The IDF believes that Hamas and other terror groups will continue with similar attempts.

 "We are closely monitoring the enemy, and as soon as we see fit, we will thwart it and impair its capabilities," the IDF said. "It should be understood that this is an ongoing mission, in which we will continue to act at all times to disrupt enemy capabilities.”

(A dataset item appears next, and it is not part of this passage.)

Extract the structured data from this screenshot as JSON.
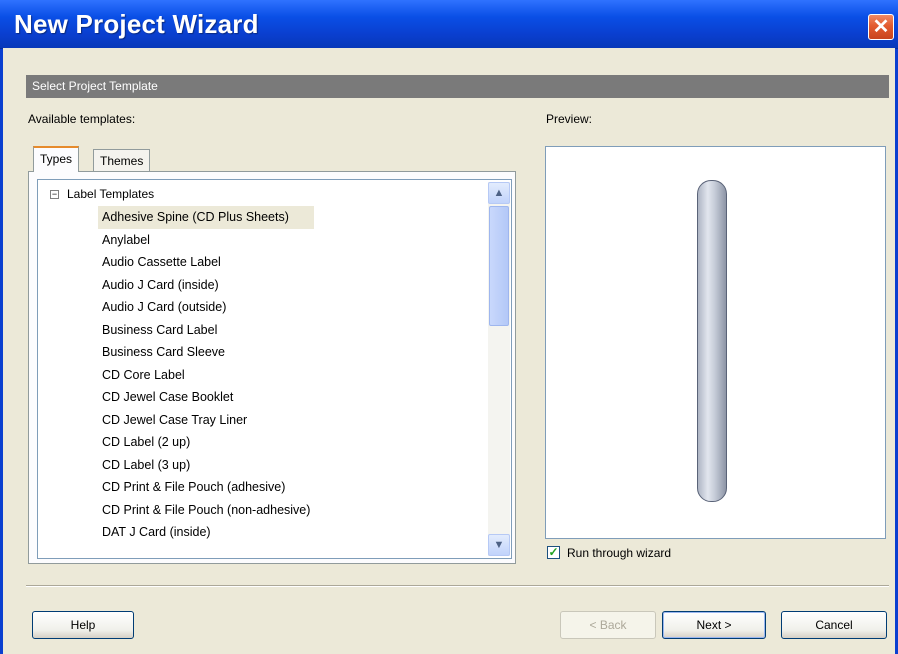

Following the latest attempt, the military has reiterated to soldiers to follow the IDF’s cautiousness guidelines for the use of social networks: only confirming friendship requests from people one knows personally, not uploading any classified information to any social network, and to only download applications from the original App Store (rather than downloading applications from links).

The military has also recommended that a soldier who is approached by a stranger online should be aware that it might be an attempt to honeypot them, especially if the suspicious individual is unable to meet in person. 

The IDF has urged all soldiers, including those in the reserves, to report to their commander and security officials if the suspicious individual asks them to download applications and if they feel that their phone may have been compromised.